Outro exemplo foi o intenso apoio das grandes redes de supermercados à aprovação da reforma trabalhista, que permitiu a contratação de trabalhadores com jornada intermitente e sem pagamento de horas-extras aos domingos e feriados. Para se ter ideia da participação do setor nesse crime contra os trabalhadores, cerca de 500 empresários de supermercados foram recebidos pelo presidente Michel Temer (MDB) logo após a aprovação da reforma, a quem o golpista saudou com as seguintes palavras: “Ao cumprimentar os supermercadistas, quero cumprimentar também a oportunidade que estamos dando, ao povo brasileiro, de frequentar, com tranquilidade, os supermercados aos domingos e feriados”. Mas quem, em sã consciência, pode entrar tranquilo em um supermercado, em qualquer dia da semana, sabendo que não terá dinheiro para comprar comida suficiente para alimentar sua família?
Para onde vai o dinheiro?
Apesar de o alimento ser produzido no Brasil pelos trabalhadores brasileiros, o lucro das grandes redes de supermercado não fica no país. O Grupo Carrefour teve um lucro de R$ 151 milhões no segundo trimestre de 2024, só no Brasil, lucro este que foi divido entre seus acionistas, dos quais o maior é a matriz do grupo na França, com 67% das ações. No entanto, por trás da matriz francesa, existem outros grandes grupos financeiros, a maioria sediados em paraísos fiscais nos EUA, Suíça e Holanda, para onde o lucro dessa e de outras grandes empresas é enviado sem nem mesmo pagar os devidos impostos. Ou seja, graças à ação de empresas como o Carrefour, que lucra com a fome em nosso país e envia a riqueza dos brasileiros para grandes bilionários no exterior, o Brasil continua a ser um país colonizado e seu povo segue na miséria.
Qualquer trabalhador honesto, ao ver um outro ser humano com fome, reparte sua comida para alimentar quem mais precisa. Porém, no capitalismo, o Estado ajuda os grandes ricos a controlarem os alimentos em benefício próprio. Prova disso é que, entre 2002 e 2019, o Carrefour, junto com o Grupo Pão de Açúcar, recebeu R$ 8,4 bilhões do BNDES para financiar sua expansão, sem nenhuma contrapartida social concreta.

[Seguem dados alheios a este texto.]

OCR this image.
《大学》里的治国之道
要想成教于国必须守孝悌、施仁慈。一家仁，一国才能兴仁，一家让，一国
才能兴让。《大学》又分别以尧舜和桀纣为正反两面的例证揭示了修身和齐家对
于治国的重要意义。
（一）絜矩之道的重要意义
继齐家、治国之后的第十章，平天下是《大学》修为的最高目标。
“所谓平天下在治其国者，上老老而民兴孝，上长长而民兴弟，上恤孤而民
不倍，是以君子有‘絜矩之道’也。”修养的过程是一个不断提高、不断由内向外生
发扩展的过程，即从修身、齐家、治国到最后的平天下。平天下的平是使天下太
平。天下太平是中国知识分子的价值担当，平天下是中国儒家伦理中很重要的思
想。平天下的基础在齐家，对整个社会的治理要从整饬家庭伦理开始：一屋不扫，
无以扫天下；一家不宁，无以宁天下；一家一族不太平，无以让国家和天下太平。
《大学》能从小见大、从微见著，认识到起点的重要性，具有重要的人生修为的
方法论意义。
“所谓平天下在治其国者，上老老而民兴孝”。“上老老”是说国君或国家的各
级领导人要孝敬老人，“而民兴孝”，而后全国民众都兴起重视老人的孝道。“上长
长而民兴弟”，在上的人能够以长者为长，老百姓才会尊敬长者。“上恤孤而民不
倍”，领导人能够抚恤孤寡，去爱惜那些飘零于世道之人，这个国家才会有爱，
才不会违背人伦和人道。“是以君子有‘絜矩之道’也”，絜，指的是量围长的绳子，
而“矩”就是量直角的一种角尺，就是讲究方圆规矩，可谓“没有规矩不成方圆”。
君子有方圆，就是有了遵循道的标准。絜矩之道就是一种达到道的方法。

O Estado nada faz contra esses monopólios que concentram a riqueza, sonegam milhões em impostos, descumprem direitos trabalhistas e não pagam indenizações (mesmo quando perdem os processos na justiça), promovem a fome em nosso país e, não bastasse, violentam nosso povo, como fizeram com João Alberto, homem negro de 40 anos, assassinado por dois seguranças que o espancaram e asfixiaram até a morte no estacionamento de uma loja do Carrefour em Porto Alegre no dia 19 de novembro de 2020.
O mesmo Estado, no entanto, não hesita em defender a propriedade privada dos ricos quando uma trabalhadora, desesperada pela fome, sem ter com que alimentar seus filhos, furta um alimento em uma rede de supermercados bilionária. De fato, 20% das mulheres que foram condenadas ou aguardam julgamento no Brasil foram acusadas de furto, a imensa maioria de itens de necessidade básica.
Por isso, a luta dos milhões de trabalhadores que passam fome e veem seus filhos sem poder se alimentar é justa. O Brasil só será um país independente quando expulsar de nosso país as grandes empresas imperialistas, que lucram com a miséria do povo e enviam a riqueza para o estrangeiro. Somente com a classe trabalhadora no poder será possível construir uma pátria sem fome!